Scores of Sports Direct workers who were found to have been paid less than the minimum wage are yet to receive the back pay owed for their shifts.
Steve Turner, the assistant general secretary of the Unite union, told MPs on the business, energy and industrial strategy (BEIS) select committee on Tuesday that Transline, one of the employment agencies exposed during an undercover Guardian investigation, had refused to honour part of the deal.
The agency was part of an agreement last August to award workers about £1m in back pay after it was revealed that Sports Direct workers were being paid less than the legal minimum.
The payments were to be backdated to May 2012 and could be worth up to £1,000 for some workers, union officials estimated at the time, although they expressed concern that Transline would refuse to refund unpaid wages from before it took over contracts from a rival agency, Blue Arrow, in 2014.
Turner told MPs: “Transline have refused to pay the back payment for the non-payment of national minimum wage for the period of employment that employees had before Transline took over the contract. So they are refusing to honour the transfer of undertakings regulations [commonly referred to as Tupe].
“This is a huge issue. This is hundreds and hundreds of pounds for thousands of workers, where Best Connection, the other agency, has honoured the agreement and paid in full. Sports Direct has paid in full. But one agency, Transline, has decided it’s not going to do that.”
A Transline spokesperson said: “All back payments have been made to Transline employees over the period in question [2014-2016]. For those employees that worked for Blue Arrow and then transferred to Transline, we have been working with HM Revenue & Customs and are awaiting their guidance on how Tupe applies to the period that those employees worked for Blue Arrow. We will act according to their feedback as soon as this is received.”
Blue Arrow declined to comment.
The hearings were part of the BEIS committee inquiry into the future world of work, with two sessions on Tuesday specifically looking at temporary employment agencies and their workers.
While the committee heard evidence of how agencies can benefit workers and employees, particularly at times of high demand, such as Christmas, there were witnesses from within the employment agency industry who voiced damning criticisms of the sector.
David Camp, the chief executive of the Association of Labour Providers, said some operatives were “criminal” or “dodgy”.
“We rank agencies into four categories. Criminal: those who pay significantly below the minimum wage and there are many indicators of forced labour in the way they operate. Dodgy: those who seek to minimise their costs at all levels by underpaying holiday, not paying SSP [statutory sick pay], opt[ing] out of personal accident insurance schemes and so on,” he said.

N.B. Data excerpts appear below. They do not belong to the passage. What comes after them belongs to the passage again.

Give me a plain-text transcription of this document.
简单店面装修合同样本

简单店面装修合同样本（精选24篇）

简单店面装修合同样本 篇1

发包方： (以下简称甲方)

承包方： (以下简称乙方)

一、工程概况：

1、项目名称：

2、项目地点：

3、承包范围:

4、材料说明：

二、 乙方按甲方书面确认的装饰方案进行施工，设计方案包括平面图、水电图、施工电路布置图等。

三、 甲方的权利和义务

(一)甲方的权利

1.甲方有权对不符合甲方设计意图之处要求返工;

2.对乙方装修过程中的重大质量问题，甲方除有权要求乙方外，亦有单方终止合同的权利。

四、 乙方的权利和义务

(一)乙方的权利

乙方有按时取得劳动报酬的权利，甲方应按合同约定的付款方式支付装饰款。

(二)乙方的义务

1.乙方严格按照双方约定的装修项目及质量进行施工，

“Compliant: those businesses that seek to comply with the law. And leading: those that comply with the law, have respect for their workers and aim to introduce good practice throughout.”
Camp declined to expand on how much of the industry fell into each category. However, written evidence sent to the inquiry by one agency chief executive suggested poor practices are common.
A submission by Adrian Gregory, the director of London-based recruitment agency Extraman and a campaigner against abuses within the industry, said: “Having spent 30 years in the business, I would … suggest that my particular part of the recruitment industry, that dealing with unskilled industrial staff, currently operates with little regard for the law and none whatever for any ethical considerations.
“A pernicious cocktail of inadequate, impractical and muddled legislation combined with a complete disregard for the rights and welfare of the very people, the temporary staff, who earn agencies their money has led to mass exploitation coupled with huge tax avoidance.”
The committee also heard how Transline supplies workers to retailers including Argos and Asos, both of which have been criticised over their alleged working practices.
Transline wrote to the BEIS committee last September saying it had undertaken a full review to make sure its “operations are fully compliant”.